Tuesday, November 4, 2014

Maps to the Stars


The framing star maps represent David Cronenberg’s two arenas of action here. The first, the map of Hollywood stars’ homes, points to the mundane glamorous world whose pretensions he approaches with acerbic satire. There are some great comic lines here. The stilted acting style, whether terse or flamboyant, suggests the artificiality of those characters’ lives. 
For their real drama lies beyond their awareness. That is represented by the last map, that of the heavenly stars. Where the streets are where the characters live — or used to — this map is where mankind functions. Even the powerful are but puppets of the gods. Here the satire gives way to the larger dimension of classical Greek tragedy, a powerful family doomed by a buried secret. Cronenberg visits a classical tragedy upon a silly Hollywood family. Small people can live big lives, even those small enough to think they’re living big lives. 
The two tones intertwine in the various characters’ quotation of a Paul Eluard poem. The libertines — who live in satire — yearn for liberty — freedom from the gods that control the tragic dimension. 
The family’s name, Weiss, is ironic because for all its power the family has very little wisdom. The married couple know their secret but have foolishly tried to hide it and its consequences. Dr Stafford Weiss (John Cusack) is famous for psychological texts that extoll the value of (of course) confronting secrets. His therapy method uses physical abuse to squeeze the last secrets out of his patients’ flesh. Wife Christina (Olivia Williams) manages their 13-year-old movie star son Benjie (Evan Bird), fresh out of drug rehab and contracting to star in the sequel to his hit comedy Bad Babysitter (which is not necessarily a reflection on his parents and their “chore whores”).  
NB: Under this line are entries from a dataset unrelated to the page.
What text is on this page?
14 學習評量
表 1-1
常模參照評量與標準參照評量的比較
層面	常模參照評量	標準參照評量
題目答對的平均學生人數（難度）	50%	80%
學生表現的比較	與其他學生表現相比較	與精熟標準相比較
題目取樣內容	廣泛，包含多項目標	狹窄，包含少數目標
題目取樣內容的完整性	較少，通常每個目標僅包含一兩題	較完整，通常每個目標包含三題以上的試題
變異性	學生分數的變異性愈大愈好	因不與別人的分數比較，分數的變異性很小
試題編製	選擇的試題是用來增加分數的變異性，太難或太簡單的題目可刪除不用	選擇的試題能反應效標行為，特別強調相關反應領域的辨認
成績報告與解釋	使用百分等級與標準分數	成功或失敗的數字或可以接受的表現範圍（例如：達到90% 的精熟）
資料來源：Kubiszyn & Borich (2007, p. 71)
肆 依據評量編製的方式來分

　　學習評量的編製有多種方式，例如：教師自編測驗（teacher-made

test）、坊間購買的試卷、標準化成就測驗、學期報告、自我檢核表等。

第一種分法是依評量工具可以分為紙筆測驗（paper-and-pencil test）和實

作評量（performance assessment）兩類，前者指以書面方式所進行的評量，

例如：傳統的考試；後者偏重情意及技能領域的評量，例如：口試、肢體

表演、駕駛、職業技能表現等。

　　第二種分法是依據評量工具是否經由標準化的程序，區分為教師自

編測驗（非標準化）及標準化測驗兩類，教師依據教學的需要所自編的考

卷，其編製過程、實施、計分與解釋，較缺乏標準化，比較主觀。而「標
The family’s key secret is that Christina and Stafford are siblings, separated in childhood, who unwittingly met abroad, fell in love, married, had two children and discovered they were enacting the most primal taboo. But their love was too great to part. The secondary secret is that four years ago Benjie’s older sister Agatha (Mia Wasikowska) drugged him (with “vitamin” pills) and then burned the house down. He was saved with only psychological scars, but she suffered burns to her body and face. The knowing Agatha and ignorant Benjie used to replay their parents’ marriage in a ceremony of reciprocal consecration. 
Released from the sanatorium, Agatha returns to Hollywood and gets a job as personal assistant to a fading star, Havana Segrand (Julianne Moore). A tragic heroine in her own right — and mind — Havana seeks to revive her career by playing her dead mother’s role in a remake of the ‘60s classic that made her mother a star. She first loses the part but gets it when the other actress loses her young son in a tragic accident. The gods move in mysterious ways their wonders to deform.
While the parents are haunted by their buried secret, Havana is haunted by taunting visits from her dead mother — even worse, as she was in her beautiful youth. Benjie is haunted first by the young girl whom he visited in the hospital and then by the actress’s dead son.The hauntings embody the chilling grip the past maintains on the present. When Agatha reappears she has the power of a disturbing ghost, provoking her brother’s confusion, their mother’s agony and their father’s futile attempt to assert his power, first with a big bribe then with a physical attack. At the end the whole family is destroyed, mother by fire and water, the kids by their parody wedding and the father by a death-in-life stupor — that probably wreaks havoc upon his much anticipated book tour.
Underneath all the glamour and Hollywood sunshine this is a Cronenberg horror movie. Each major character wrestles with personal demons beyond the call of normal neurosis. As the old maps used to say on their unexplored spaces — There be monsters here. 
     It’s a challenging film, as it interweaves two such incompatible genres, satire and classical tragedy, with some very unlikable characters, especially the Weiss males and the colonialist Havana. Unlike Benjie’s franchise, this film is one of a kind, that requires us to adjust to its quirks and disturbing inflections. It denies us our usual satisfactions — always a Cronenberg virtue.